Em relação a Miró, sou sincero … não gosto mesmo e até te
digo, se me oferecessem um quadro dele, o mais certo seria
colocá-lo num canto da casa, atrás do sofá ou assim, para não
ocupar espaço…de todo não o iria colocar na parede, porque
para mim, aquilo não representa nada, entendes? …posso
dizer-te que o meu pintor preferido, ou um dos, é Tapiez.
X: _ Exacto … em relação à comparação entre Miró e Dali, não há
espaço para discussão, primeiro porque uma coisa nada tem a
ver com a outra … são linhas díspares de actuação …
em relação a Miró estamos conversados. Em relação a Dali …
este é o expoente máximo do surrealismo, as suas produções
artísticas são notáveis e geniais, pois consegue passar para a
tela, expressar em formas, cores , texturas, um imbricado e
complexo mundo de códigos, volumes, que não pertencem à
dimensão que nós conhecemos como real, mas que é possível
antever perfeitamente no mundo paralelo dos sonhos e que
também é uma dimensão a considerar nas nossas vidas …
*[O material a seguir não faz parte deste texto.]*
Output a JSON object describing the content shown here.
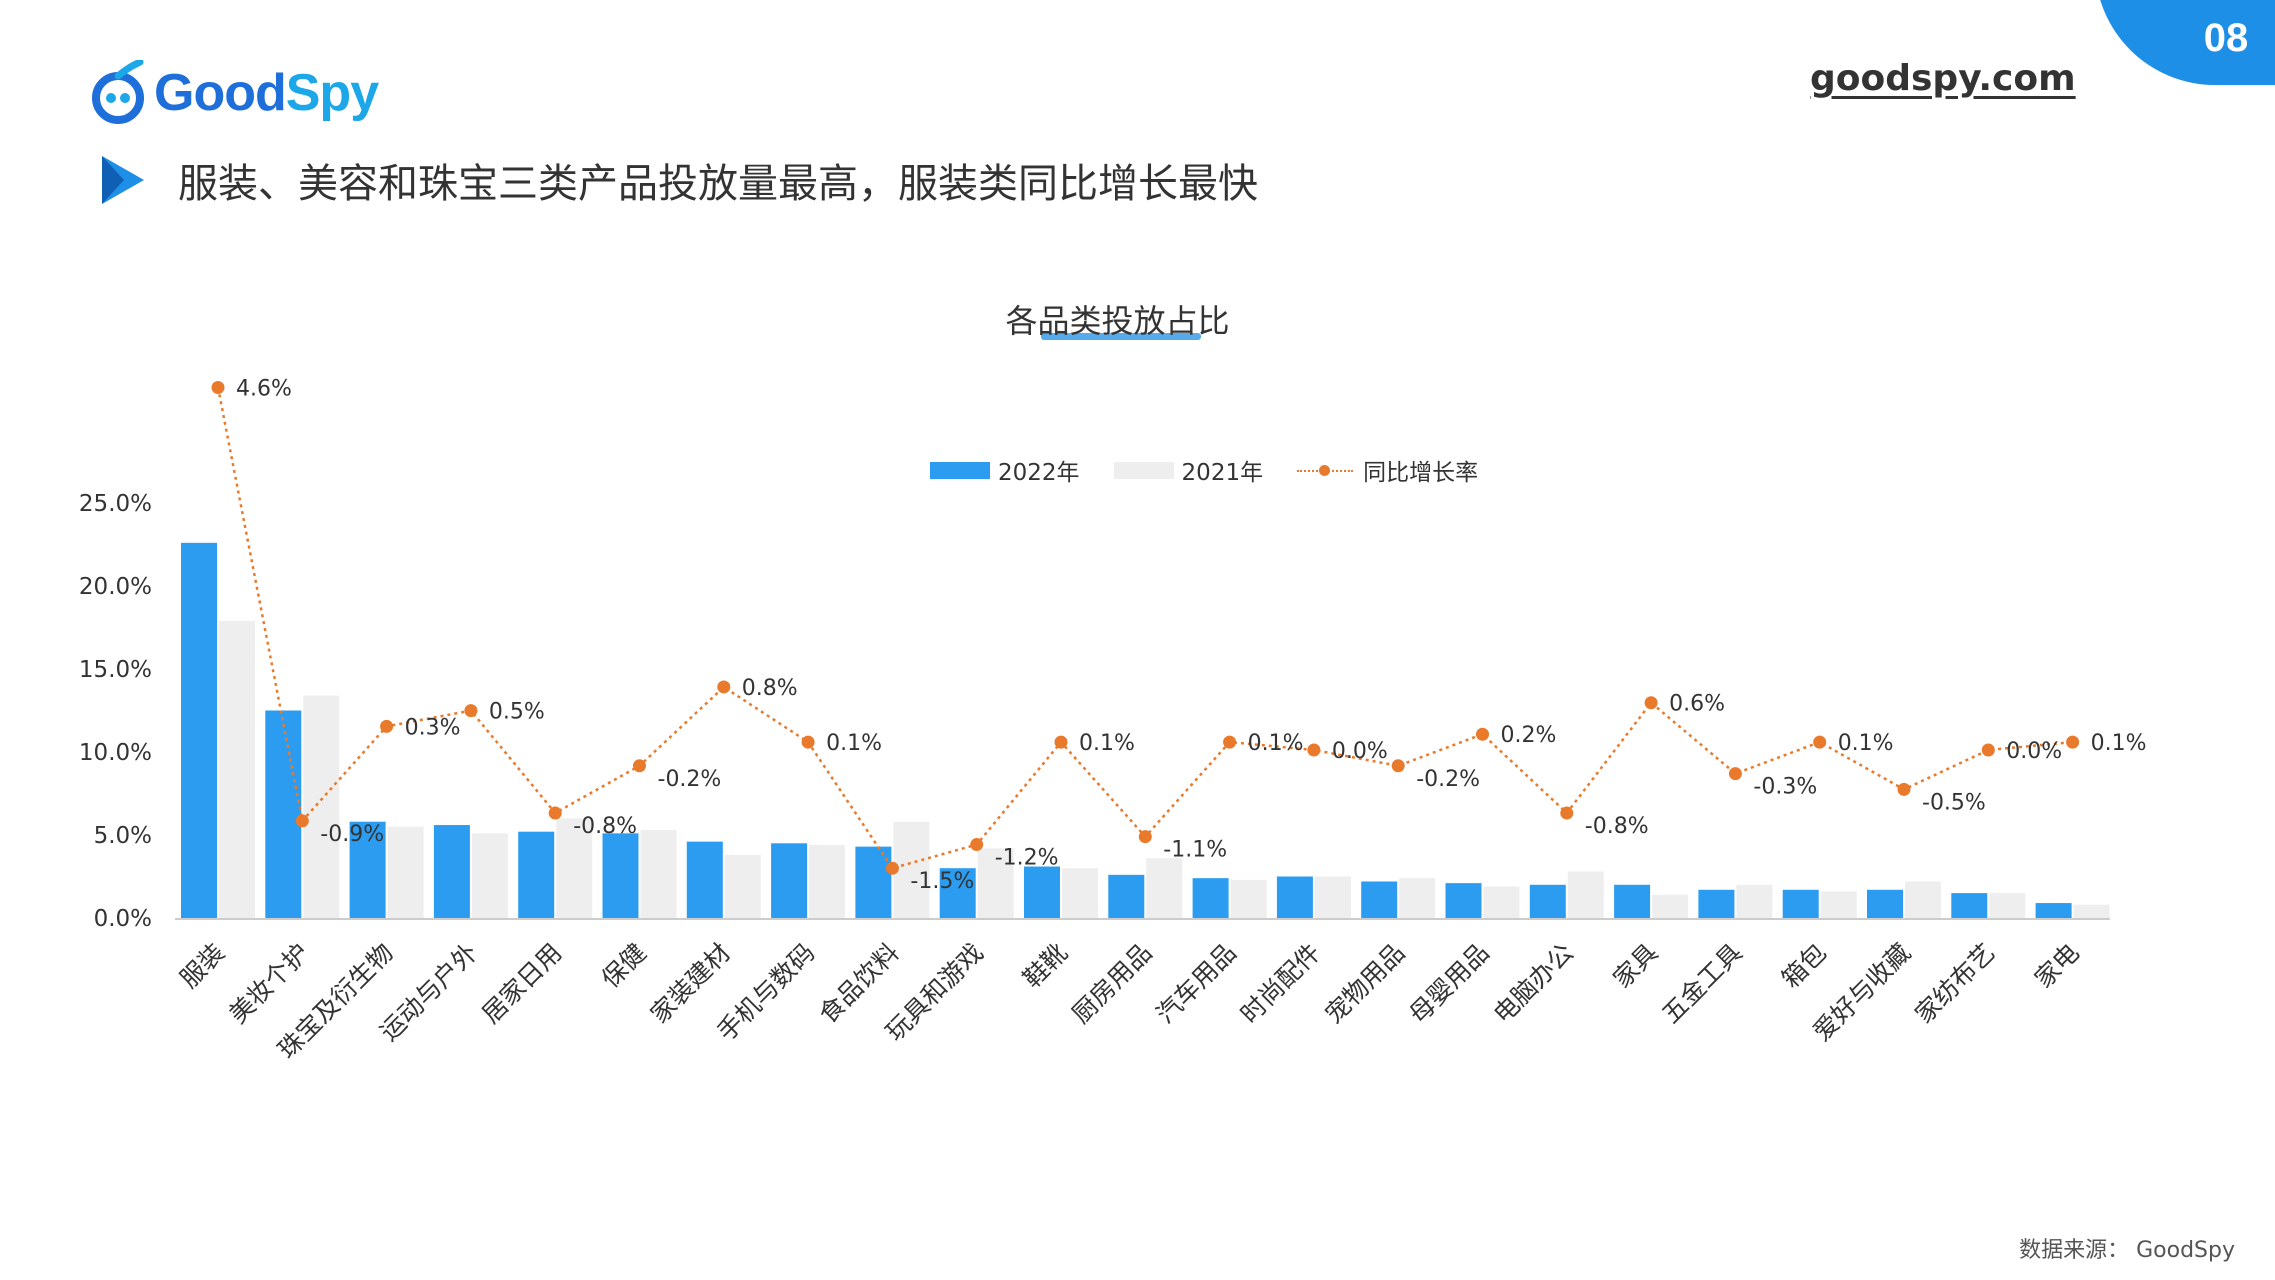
{
  "brand": {
    "name_part1": "Good",
    "name_part2": "Spy",
    "url": "goodspy.com"
  },
  "page": {
    "number": "08"
  },
  "headline": "服装、美容和珠宝三类产品投放量最高，服装类同比增长最快",
  "source": "数据来源：  GoodSpy",
  "colors": {
    "bar_2022": "#2c9cf0",
    "bar_2021": "#eeeeee",
    "growth": "#e97a2b",
    "accent": "#1e8fe6"
  },
  "chart_data": {
    "type": "bar",
    "title": "各品类投放占比",
    "legend": [
      "2022年",
      "2021年",
      "同比增长率"
    ],
    "legend_position": "top",
    "categories": [
      "服装",
      "美妆个护",
      "珠宝及衍生物",
      "运动与户外",
      "居家日用",
      "保健",
      "家装建材",
      "手机与数码",
      "食品饮料",
      "玩具和游戏",
      "鞋靴",
      "厨房用品",
      "汽车用品",
      "时尚配件",
      "宠物用品",
      "母婴用品",
      "电脑办公",
      "家具",
      "五金工具",
      "箱包",
      "爱好与收藏",
      "家纺布艺",
      "家电"
    ],
    "series": [
      {
        "name": "2022年",
        "values": [
          22.6,
          12.5,
          5.8,
          5.6,
          5.2,
          5.1,
          4.6,
          4.5,
          4.3,
          3.0,
          3.1,
          2.6,
          2.4,
          2.5,
          2.2,
          2.1,
          2.0,
          2.0,
          1.7,
          1.7,
          1.7,
          1.5,
          0.9
        ]
      },
      {
        "name": "2021年",
        "values": [
          17.9,
          13.4,
          5.5,
          5.1,
          6.0,
          5.3,
          3.8,
          4.4,
          5.8,
          4.2,
          3.0,
          3.6,
          2.3,
          2.5,
          2.4,
          1.9,
          2.8,
          1.4,
          2.0,
          1.6,
          2.2,
          1.5,
          0.8
        ]
      }
    ],
    "growth_series": {
      "name": "同比增长率",
      "values": [
        4.6,
        -0.9,
        0.3,
        0.5,
        -0.8,
        -0.2,
        0.8,
        0.1,
        -1.5,
        -1.2,
        0.1,
        -1.1,
        0.1,
        0.0,
        -0.2,
        0.2,
        -0.8,
        0.6,
        -0.3,
        0.1,
        -0.5,
        0.0,
        0.1
      ],
      "labels": [
        "4.6%",
        "-0.9%",
        "0.3%",
        "0.5%",
        "-0.8%",
        "-0.2%",
        "0.8%",
        "0.1%",
        "-1.5%",
        "-1.2%",
        "0.1%",
        "-1.1%",
        "0.1%",
        "0.0%",
        "-0.2%",
        "0.2%",
        "-0.8%",
        "0.6%",
        "-0.3%",
        "0.1%",
        "-0.5%",
        "0.0%",
        "0.1%"
      ]
    },
    "ylim": [
      0,
      25
    ],
    "yticks": [
      "0.0%",
      "5.0%",
      "10.0%",
      "15.0%",
      "20.0%",
      "25.0%"
    ],
    "grid": false
  }
}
ele excede em capacidade criativa, em inteligência que passa
para a tela de uma forma naturalmente surpreendente e com
a ligeireza de um mestre, … aqui sim … podemos falar de
brilhantismo.
E: _ Pronto agora fiquei bem mais esclarecido … é mesmo isso que
eu penso … embora seja um leigo nestas coisas, claro …
( Miró - imagem retirada da internet)
Situação D:
A crítica de arte X relata ao professor E uma experiência que foi levada a cabo no sentido de aferir certos aspectos no que respeita ao próprio carácter de subjectividade e relatividade no campo do mundo artístico. Nesse sentido, numa aula com alunos do primeiro ciclo do ensino básico, foi pedido a alguns desses mesmos alunos que representassem o que lhes apetecesse numa tela que, a estes foi entregue. Esta actividade decorreria algum tempo da aula, sendo observada pelo professor respectivo.
Posteriormente essa mesma tela foi colocada numa reconhecida galeria de arte e submetida, entre outras obras, a análise atenta e rigorosa por parte de um conjunto de críticos de arte …
E de facto … a análise foi mesmo atenta e rigorosa … nenhum dos presentes questionou a falsidade da obra em análise, sendo que alguns deles imbuídos de uma luminosidade extrema, assim como dedicada seriedade profissional, avançaram com semelhanças óbvias entre aquela obra de arte e o trabalho de Pollock …..??????????